Por isso é um modelo falhado e você tem razão, porque vai acabar por se desmoronar. Por isso o desafio é como mudamos isto e como apelar às grandes empresas para fazerem estas mudanças. Obrigando-as e convencendo-as a ser mais sustentáveis em termos sociais e ambientais. Porque estas empresas somos basicamente nós, a maioria de nós trabalha para elas e todos compramos os seus produtos e serviços. Temos um enorme poder sobre elas. Por definição, uma espécie que não é sustentável extingue-se. Vivemos num sistema falhado e temos de criar um novo. O problema é que a maior parte dos executivos só pensa a curto prazo, não estão preocupados com o tipo de planeta que os seus filhos e os seus netos vão herdar.

Podemos afirmar que esta crise mundial foi provocada por assassinos económicos e rotular os líderes da troika como serial killers?
Penso que é justo dizer que os assassinos económicos são os homens de mão, nós, os soldados, e os presidentes das grandes multinacionais e de organizações como o Banco Mundial, o FMI ou Wall Street, os generais.

Ainda há dias o “Financial Times” divulgou que os gestores financeiros de Wall Street andavam a tomar testosterona para se tornarem ainda mais competitivos. Isto faz parte do beco sem saída de que estás a falar?
A sério?! Ainda não tinha ouvido isso, mas não me surpreende nada. No entanto, aquilo que precisamos hoje em dia é de um lado feminino, temos de caminhar na direcção oposta e livrar-nos dessa testosterona. Precisamos de mais líderes mulheres, mulheres reais – não homens vestidos com roupas de mulher, por assim dizer – para trazerem com elas os valores de receptividade e do apoio e encorajarem os homens a cultivar isso neles próprios. Nós, homens, temos de estar muito mais ligados ao nosso lado feminino.

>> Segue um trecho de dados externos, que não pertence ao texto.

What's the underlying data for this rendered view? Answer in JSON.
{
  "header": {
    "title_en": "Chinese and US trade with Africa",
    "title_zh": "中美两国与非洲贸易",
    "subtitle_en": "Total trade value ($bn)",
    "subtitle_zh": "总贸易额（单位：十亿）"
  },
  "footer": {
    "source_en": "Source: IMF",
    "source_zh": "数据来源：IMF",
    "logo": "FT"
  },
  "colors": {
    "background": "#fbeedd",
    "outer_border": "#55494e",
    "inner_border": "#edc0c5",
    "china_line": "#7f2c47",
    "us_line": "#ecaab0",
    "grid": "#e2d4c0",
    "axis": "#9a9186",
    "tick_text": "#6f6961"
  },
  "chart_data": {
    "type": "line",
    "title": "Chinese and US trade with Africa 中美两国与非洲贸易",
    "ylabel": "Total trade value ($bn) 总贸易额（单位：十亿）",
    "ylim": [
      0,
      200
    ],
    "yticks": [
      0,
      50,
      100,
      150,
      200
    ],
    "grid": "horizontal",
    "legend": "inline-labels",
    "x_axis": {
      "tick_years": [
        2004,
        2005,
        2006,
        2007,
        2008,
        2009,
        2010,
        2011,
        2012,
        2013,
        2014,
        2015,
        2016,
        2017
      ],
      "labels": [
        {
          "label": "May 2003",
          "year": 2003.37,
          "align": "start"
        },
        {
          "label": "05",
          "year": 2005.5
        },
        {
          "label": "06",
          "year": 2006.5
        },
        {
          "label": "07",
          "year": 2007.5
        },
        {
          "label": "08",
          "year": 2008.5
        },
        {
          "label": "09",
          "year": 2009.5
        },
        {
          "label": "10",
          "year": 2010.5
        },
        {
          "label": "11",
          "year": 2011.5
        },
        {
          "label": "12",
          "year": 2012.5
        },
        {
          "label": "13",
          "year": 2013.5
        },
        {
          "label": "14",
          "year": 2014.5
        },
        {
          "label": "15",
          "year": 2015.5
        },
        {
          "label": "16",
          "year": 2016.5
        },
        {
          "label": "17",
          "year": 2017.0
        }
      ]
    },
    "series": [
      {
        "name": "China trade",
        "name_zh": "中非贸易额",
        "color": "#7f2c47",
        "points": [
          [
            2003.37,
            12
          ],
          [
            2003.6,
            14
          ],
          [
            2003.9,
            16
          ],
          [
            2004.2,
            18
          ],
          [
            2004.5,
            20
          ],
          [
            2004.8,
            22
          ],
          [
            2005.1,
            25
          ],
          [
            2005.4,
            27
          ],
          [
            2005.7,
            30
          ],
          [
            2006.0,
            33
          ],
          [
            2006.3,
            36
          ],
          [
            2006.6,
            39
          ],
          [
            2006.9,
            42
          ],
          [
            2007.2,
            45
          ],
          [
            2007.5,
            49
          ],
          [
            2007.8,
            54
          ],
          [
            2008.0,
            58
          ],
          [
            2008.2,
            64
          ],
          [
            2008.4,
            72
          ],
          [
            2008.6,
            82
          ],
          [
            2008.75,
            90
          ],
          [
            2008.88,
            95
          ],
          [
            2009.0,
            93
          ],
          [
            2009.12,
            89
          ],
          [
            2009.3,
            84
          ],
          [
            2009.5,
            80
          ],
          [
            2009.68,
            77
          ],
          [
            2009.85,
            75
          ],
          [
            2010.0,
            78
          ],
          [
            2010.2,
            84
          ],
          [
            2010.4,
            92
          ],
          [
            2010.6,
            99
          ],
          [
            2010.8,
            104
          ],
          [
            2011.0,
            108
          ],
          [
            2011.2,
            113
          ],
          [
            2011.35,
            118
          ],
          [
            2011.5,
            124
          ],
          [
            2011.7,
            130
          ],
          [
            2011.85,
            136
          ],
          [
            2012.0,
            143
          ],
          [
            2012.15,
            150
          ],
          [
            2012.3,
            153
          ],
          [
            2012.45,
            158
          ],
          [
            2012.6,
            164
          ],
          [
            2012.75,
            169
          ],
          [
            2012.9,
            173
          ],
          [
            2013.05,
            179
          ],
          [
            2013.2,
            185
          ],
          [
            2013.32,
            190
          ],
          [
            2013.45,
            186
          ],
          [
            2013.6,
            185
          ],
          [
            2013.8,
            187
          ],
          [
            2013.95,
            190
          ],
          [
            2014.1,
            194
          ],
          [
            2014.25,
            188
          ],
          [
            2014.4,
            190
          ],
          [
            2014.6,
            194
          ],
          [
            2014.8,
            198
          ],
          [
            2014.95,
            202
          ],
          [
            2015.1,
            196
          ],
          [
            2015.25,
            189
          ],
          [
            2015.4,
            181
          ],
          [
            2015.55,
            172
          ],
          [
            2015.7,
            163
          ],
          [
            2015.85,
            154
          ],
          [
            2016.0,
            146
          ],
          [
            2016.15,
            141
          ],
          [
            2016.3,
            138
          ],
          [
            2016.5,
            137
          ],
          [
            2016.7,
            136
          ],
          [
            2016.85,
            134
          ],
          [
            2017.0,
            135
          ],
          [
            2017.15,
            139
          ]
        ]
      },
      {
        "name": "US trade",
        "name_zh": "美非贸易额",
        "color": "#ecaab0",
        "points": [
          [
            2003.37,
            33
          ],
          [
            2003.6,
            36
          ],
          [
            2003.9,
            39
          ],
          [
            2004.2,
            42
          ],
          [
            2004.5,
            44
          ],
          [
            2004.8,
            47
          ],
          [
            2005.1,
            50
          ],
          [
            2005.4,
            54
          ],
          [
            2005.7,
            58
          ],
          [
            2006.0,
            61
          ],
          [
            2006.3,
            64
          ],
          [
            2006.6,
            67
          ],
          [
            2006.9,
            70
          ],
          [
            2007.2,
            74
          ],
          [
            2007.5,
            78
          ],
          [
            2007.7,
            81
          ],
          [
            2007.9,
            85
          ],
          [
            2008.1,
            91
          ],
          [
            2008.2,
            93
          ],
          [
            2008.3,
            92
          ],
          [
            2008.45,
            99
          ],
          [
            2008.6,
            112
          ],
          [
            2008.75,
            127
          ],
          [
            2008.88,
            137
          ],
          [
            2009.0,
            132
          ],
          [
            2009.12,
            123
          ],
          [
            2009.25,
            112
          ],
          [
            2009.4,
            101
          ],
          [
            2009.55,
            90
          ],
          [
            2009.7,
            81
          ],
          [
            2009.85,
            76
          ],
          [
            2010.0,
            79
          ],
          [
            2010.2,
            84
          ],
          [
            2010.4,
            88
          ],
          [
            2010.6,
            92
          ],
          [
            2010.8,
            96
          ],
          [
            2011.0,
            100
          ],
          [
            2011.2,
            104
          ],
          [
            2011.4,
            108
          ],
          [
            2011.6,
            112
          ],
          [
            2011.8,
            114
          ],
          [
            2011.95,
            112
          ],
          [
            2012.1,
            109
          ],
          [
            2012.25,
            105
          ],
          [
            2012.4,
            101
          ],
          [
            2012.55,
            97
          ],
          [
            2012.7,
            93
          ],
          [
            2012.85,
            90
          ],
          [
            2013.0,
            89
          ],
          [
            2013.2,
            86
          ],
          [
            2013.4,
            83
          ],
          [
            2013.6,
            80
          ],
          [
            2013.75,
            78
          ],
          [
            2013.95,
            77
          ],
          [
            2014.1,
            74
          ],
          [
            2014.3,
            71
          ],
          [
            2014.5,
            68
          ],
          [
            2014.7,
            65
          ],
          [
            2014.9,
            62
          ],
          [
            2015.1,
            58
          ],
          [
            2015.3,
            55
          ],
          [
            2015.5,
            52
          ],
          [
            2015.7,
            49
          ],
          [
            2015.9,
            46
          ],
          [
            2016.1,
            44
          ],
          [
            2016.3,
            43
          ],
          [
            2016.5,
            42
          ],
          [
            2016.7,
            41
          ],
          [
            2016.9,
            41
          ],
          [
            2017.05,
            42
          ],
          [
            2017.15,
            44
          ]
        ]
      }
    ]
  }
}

Se fôssemos apresentar esta crise económica à polícia, quem seriam os criminosos a acusar?
Pense em qualquer grande multinacional e à frente dessa multinacional estará alguém responsável pela ditadura empresarial, seja a Goldman Sachs, em Wall Street, seja a Shell, a Monsanto ou a Nike. Todos os líderes dessas empresas estão profundamente envolvidos em tudo isto e, da mesma forma, estão os líderes do FMI, do Banco Mundial e de outras grandes instituições bancárias. Detesto estar a dar nomes, estas pessoas estão sempre a mudar de emprego, por isso prefiro apontar os cargos. Eles estão sempre em rotação, por exemplo, o nosso antigo presidente, George W. Bush, veio da indústria petrolífera. A sua secretária de Estado, Condoleezza Rice, também veio da indústria petrolífera. Já Obama tem a sua política financeira concebida por Wall Street, maioritariamente pela Goldman Sachs. Mudaram-se da empresa para a actual administração norte-americana. A sua política de agricultura é feita por pessoas da Monsanto e de outras grandes empresas do sector. E a parte triste é que assim que o seu tempo expirar em Washington voltam para essas empresas. Vivemos num sistema incrivelmente corrupto. Aquilo a que chamamos política das portas giratórias é só uma outra designação de corrupção extrema.